New i-Size carseat regulations explained!

Have you heard about the new iSize car seat regulations? It is a bit confusing trying to work out the ins and outs of it all, so Britax have kindly put together some information to help explain it all.

I have edited the following information slightly, so it fits in with the style of my blog. I have also added some extra clarification in places.

i-Size is a new regulation for child car seats, which will make it easier for parents to choose and install the right seat, and make travelling safer for children.

isize will run alongside the current regulations until 2018, when it will hopefully replace the current ECE R44/04 regulation.
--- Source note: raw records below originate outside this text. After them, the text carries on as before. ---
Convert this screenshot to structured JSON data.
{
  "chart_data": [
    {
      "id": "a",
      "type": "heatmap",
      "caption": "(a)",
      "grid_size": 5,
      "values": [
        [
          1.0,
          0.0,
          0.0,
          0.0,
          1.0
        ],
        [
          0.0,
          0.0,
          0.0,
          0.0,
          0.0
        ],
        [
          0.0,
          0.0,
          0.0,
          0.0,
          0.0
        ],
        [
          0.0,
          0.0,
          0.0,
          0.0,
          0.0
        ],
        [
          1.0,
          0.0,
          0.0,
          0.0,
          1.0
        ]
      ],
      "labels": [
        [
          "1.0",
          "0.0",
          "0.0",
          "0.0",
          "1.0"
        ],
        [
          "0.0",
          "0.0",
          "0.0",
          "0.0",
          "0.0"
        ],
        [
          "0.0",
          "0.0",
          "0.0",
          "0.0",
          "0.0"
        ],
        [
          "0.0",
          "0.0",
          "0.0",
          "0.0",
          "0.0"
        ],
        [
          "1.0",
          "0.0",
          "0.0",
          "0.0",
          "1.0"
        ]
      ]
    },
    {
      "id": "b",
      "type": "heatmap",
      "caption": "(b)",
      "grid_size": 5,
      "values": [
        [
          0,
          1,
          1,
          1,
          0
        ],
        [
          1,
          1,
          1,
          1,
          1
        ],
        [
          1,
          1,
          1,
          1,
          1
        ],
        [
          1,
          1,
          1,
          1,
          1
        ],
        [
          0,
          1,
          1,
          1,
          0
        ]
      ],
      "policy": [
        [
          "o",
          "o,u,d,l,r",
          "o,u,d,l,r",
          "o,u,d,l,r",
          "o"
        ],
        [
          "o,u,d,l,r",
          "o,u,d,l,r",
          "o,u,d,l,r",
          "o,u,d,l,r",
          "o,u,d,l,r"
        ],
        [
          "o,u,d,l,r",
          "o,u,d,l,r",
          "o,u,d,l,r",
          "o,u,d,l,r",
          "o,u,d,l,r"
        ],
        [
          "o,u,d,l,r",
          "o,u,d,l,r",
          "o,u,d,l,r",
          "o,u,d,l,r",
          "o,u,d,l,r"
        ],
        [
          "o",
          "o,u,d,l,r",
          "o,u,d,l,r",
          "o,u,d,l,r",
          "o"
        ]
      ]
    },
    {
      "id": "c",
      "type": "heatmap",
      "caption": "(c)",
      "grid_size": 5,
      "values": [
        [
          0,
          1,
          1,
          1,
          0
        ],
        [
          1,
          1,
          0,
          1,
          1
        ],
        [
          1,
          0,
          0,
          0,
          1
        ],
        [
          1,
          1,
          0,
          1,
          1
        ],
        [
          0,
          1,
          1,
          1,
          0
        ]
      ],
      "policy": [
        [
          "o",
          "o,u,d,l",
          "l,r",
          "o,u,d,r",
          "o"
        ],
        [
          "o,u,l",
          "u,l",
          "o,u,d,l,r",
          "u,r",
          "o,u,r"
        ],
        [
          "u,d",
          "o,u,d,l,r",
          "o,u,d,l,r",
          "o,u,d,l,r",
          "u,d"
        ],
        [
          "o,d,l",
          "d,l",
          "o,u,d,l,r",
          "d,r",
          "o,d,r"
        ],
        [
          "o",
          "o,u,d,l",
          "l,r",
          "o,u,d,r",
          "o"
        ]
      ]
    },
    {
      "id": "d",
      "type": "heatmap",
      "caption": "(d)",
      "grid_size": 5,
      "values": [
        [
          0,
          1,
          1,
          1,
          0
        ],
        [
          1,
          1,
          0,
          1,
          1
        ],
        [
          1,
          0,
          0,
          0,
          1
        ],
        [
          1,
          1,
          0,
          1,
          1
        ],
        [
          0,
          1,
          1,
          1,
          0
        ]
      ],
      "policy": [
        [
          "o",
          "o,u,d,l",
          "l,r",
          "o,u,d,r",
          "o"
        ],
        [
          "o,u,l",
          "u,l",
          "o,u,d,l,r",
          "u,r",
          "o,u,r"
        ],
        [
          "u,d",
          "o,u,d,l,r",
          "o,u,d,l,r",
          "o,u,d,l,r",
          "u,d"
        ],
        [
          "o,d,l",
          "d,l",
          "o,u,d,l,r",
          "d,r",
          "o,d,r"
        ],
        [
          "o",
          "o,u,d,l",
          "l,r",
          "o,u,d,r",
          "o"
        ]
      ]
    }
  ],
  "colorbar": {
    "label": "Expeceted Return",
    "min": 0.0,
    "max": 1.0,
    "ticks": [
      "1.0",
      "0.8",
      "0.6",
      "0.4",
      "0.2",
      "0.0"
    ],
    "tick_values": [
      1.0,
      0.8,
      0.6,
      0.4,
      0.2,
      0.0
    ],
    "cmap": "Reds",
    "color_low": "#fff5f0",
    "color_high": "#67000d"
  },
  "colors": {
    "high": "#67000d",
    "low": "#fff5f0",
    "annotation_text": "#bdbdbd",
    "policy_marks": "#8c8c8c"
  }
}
One of the biggest changes parents need to be aware of, is how long a child should remain in a rearward facing car seat.  Under existing laws, parents can switch their baby from a rearward facing Group 0/0+ seat into a forward facing Group 1 seat when the baby reaches 9kg or approximately nine months.

The new i-Size regulation means parents have to keep their baby rearward facing until they are at least 15 months old. The move will be based on the size and age of the child, rather than just their weight.  The new length and age classifications will help to make it easier for parents to check that their child is ready to be moved to the next stage car seat.

The new regulation also reinforces the use of ISOFIX seats, which are easier to fit correctly and safely compared to those secured with the car seat belt. Only one third of belted seats are fitted correctly, which can have serious implications in the event of a crash*.  Side impact collisions are one of the most serious types of collisions on the roads** For car seats to adhere to the new regulations, they must pass the newly introduced side impact safety standards.

Why is this regulation coming into force?  There are a number of reasons. In a nutshell, many parents are too keen to move their babies to forward facing, rather than waiting until they have actually outgrown the seat.  Many parents are also unaware babies are much safer rearward facing in the event of a collision.

When they weigh below 13kg, a baby’s neck is not very strong and keeping your baby rearward facing for as long as possible (at least 15 months) will help protect their vulnerable neck in a frontal crash situation.

Evidence has built up on this from crash testing. On the back of this, the EU has introduced i size to keep babies rearward facing until 15 months. BRITAX have strongly supported the development of i-Size right from the very beginning.

How does i-size affect you?  As soon as i-Size approved car seats are on the market, parents can choose between a seat which abides by the older ECE R44/04 regulation or i-Size. The current ECE R44/04 regulation is not being immediately replaced by i-Size. It will continue in tandem until 2018. The introduction of i-Size means that consumers now have an extra option when buying a car seat for their baby/toddler.

When should you change to forward facing?
Here are some guidelines on switching:
Don’t do it just because your baby’s feet are pushed against the car’s back seat.

Wait until your baby is closer to, or ideally at, the maximum age for their rearward facing seat than the minimum weight (9kg) for the front facing seat.

BUT do move your baby if their head is protruding over the top of the Group 0/0+ seat. If your child outgrows the seat in height but has not reached the minimum weight for a Group 1 seat, you should invest in a combination Group 0+ & 1 seat. That is the safest option.

*Farid Bendjellal, 6th International Conference on Protection of Children in Cars – Munich 2008

“Child Car Passenger Fatalities – European Figures and In-Depth Study”;
Alan Kirk; Loughborough University, UK; Conference: Protection of
children in cars, Muncih, 2011

DUALFIX and MAX-FIX from BRITAX will allow your child to travel rearward facing from birth, until they reach 18kg.

What is the current UK law when it comes to car seat safety?

The law requires all children to travel in an appropriate child restraint until they reach 135 cm tall or their 12th birthday – whichever comes first. It is the driver’s responsibility to ensure this is adhered to.

Under existing UK laws, parents can switch their baby from their rearward facing Group 0&0+ seat into a forward facing one when they reach 9kg (around nine months old).

The new regulations, called ‘i-Size’, have come into force mid-July 2013. Parents who purchase a child car seat approved under i-Size will have to keep their baby in a rearward facing seat until they are 15 months old.

(PLEASE NOTE: You do not have to go out and replace your existing car seats! You can still choose to adhere to the old regulations until 2018, but the new i-size seats are the safer option).

This is not a sponsored post. I read. I liked. I shared. Simples.